As usual, many predictions for Solar Cycle 24 have been provided before its beginning. Some of them were given during the ascending phase and the maximum period of Solar Cycle 23 (Kane 1999; Badalyan et al. 2001). The third panel charged with determining the official prediction for Solar Cycle 24 for NOAA, NASA and the International Space Environment Service (ISES) summarized most of predictions for Solar Cycle 24 (Biesecker 2008). The prediction techniques are divided into four types: climatology and recent climatology, spectral and neural networks, precursor, and physical-based models. Pesnell (2007) made a summary of 51 predictions from different predicting techniques, which indicates that the predicted maxima smoothed monthly mean spot number (SMSN) spans the range 40-185. It is interesting that the panel provides two quite different predictions for the Solar Cycle 24 maximum SMSN: 90 (August 2012) or 140 (October 2011). The panel is split! However, all of the panelists predicted that the minimum between Cycles 23 an 24 will appear in March 2008, which has been verified to be an acceptable prediction within 6 months error bars even if there are several months without sunspots on the solar disk after March 2008.

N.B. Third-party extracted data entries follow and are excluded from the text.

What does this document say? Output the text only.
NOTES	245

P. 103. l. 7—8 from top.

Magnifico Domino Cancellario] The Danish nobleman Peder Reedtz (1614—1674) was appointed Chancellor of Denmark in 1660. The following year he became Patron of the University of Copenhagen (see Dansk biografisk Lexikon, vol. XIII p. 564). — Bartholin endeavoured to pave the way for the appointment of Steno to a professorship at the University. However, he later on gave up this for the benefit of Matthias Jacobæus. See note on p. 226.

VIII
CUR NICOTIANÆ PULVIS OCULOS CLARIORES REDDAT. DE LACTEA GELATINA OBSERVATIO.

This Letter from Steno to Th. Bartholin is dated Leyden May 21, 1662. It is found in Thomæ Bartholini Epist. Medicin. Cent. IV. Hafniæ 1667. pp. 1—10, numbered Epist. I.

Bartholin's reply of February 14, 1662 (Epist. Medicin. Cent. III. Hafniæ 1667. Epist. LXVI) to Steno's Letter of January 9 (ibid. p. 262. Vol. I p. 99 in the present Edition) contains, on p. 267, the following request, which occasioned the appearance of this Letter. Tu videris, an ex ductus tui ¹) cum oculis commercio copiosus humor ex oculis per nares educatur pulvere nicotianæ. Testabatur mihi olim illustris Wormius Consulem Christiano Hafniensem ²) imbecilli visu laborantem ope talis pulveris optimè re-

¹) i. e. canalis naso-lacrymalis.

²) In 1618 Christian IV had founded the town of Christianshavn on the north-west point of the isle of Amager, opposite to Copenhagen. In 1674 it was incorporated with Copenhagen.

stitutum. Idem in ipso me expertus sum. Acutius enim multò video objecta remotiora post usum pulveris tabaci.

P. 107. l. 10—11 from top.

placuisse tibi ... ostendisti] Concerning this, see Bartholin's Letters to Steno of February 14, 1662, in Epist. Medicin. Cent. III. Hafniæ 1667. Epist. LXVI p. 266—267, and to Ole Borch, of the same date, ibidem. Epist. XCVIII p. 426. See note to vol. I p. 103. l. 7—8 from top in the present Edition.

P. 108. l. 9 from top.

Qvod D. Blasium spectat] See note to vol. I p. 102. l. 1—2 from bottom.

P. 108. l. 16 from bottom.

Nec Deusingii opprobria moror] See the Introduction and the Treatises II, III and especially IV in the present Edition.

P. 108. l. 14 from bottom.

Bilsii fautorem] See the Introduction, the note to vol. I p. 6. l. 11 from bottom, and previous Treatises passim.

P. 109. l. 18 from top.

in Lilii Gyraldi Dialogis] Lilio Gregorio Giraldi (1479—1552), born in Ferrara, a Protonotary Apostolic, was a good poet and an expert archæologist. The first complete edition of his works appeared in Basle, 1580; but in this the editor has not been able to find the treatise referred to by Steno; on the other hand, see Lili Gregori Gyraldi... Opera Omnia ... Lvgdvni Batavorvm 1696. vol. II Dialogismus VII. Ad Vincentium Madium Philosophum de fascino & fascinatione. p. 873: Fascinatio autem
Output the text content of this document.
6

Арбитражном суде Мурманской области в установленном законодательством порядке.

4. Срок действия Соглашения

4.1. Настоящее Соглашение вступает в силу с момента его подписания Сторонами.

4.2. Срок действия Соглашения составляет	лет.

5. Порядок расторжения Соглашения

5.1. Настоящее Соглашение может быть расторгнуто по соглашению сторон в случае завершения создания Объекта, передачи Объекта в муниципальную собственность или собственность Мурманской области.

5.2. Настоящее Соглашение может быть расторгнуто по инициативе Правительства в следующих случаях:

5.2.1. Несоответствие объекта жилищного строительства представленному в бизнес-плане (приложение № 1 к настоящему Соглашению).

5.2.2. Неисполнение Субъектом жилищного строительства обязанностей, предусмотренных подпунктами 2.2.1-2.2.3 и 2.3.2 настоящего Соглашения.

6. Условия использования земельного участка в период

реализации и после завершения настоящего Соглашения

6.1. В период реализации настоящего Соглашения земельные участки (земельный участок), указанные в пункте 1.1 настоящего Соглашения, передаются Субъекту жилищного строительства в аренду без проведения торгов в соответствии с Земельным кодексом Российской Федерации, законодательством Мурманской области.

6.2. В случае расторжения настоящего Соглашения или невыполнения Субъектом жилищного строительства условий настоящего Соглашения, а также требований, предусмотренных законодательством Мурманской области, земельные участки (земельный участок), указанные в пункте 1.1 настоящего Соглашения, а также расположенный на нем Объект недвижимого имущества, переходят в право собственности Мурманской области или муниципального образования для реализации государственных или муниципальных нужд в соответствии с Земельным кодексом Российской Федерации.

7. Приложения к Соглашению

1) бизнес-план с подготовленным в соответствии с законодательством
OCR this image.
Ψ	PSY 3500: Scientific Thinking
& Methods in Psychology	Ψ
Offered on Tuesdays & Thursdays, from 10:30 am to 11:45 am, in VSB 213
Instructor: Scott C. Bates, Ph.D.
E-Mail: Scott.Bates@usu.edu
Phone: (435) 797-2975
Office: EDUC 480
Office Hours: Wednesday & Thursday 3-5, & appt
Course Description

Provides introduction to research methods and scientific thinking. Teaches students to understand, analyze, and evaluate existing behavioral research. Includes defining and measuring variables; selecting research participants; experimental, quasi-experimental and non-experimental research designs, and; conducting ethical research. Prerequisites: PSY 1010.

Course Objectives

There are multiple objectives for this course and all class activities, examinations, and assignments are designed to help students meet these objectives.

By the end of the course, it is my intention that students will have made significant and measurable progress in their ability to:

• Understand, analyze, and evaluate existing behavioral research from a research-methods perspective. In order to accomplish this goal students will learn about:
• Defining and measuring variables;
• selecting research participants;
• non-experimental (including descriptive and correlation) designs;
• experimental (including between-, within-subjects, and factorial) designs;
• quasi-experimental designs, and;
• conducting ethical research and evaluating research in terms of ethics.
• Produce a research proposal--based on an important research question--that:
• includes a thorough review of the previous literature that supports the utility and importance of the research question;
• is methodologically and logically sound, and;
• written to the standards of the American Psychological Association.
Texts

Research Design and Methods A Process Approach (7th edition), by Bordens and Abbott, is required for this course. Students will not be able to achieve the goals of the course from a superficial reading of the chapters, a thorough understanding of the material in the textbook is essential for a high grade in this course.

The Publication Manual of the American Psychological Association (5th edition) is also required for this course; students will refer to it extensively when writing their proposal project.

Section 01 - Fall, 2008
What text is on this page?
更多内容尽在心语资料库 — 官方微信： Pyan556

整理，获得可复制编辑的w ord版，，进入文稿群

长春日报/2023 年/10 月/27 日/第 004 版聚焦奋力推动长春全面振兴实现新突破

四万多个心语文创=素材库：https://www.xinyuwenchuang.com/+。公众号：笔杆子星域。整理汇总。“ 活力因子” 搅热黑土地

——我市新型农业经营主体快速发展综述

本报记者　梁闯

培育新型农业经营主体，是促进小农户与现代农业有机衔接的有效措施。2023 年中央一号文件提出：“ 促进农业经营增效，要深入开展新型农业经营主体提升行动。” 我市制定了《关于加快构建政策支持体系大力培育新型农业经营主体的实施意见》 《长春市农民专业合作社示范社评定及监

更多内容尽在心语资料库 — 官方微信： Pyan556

Based on a similar cycle method, Wang et al. (2009) provide their predictions for Solar Cycle 24. The prediction for the minimum time (March or April 2008) is in agreement with that of the panel, while the prediction for the maximum SMSN is close to 90 (March-October, 2012). Actually, the predicted maxima SMSN of Solar Cycle 24 by the experts in China span the range 78-190 (Wang et al. 2002; Le & Wang 2003; Li et al. 2005; Jiang et al. 2007; Du et al. 2008; Xu et al. 2008). In order to verify which of the predicted maxima is close to the observed one, we should keep observing the evolution of the new solar cycle. In general, the prediction techniques of climatology and recent climatology, spectral and neural networks, and precursor can be regarded as empirical methods based on statistics. It should be noted that the prediction technique based on the solar dynamo model represents important progress, although some predictions provided with this technique are quite different due to different understandings of solar internal velocity fields (Dikpati et al. 2006; Choudhuri et al. 2007). When the solar internal velocity fields are clarified, the solar dynamo models will be well applied for predictions of the long-term behavior of solar activity.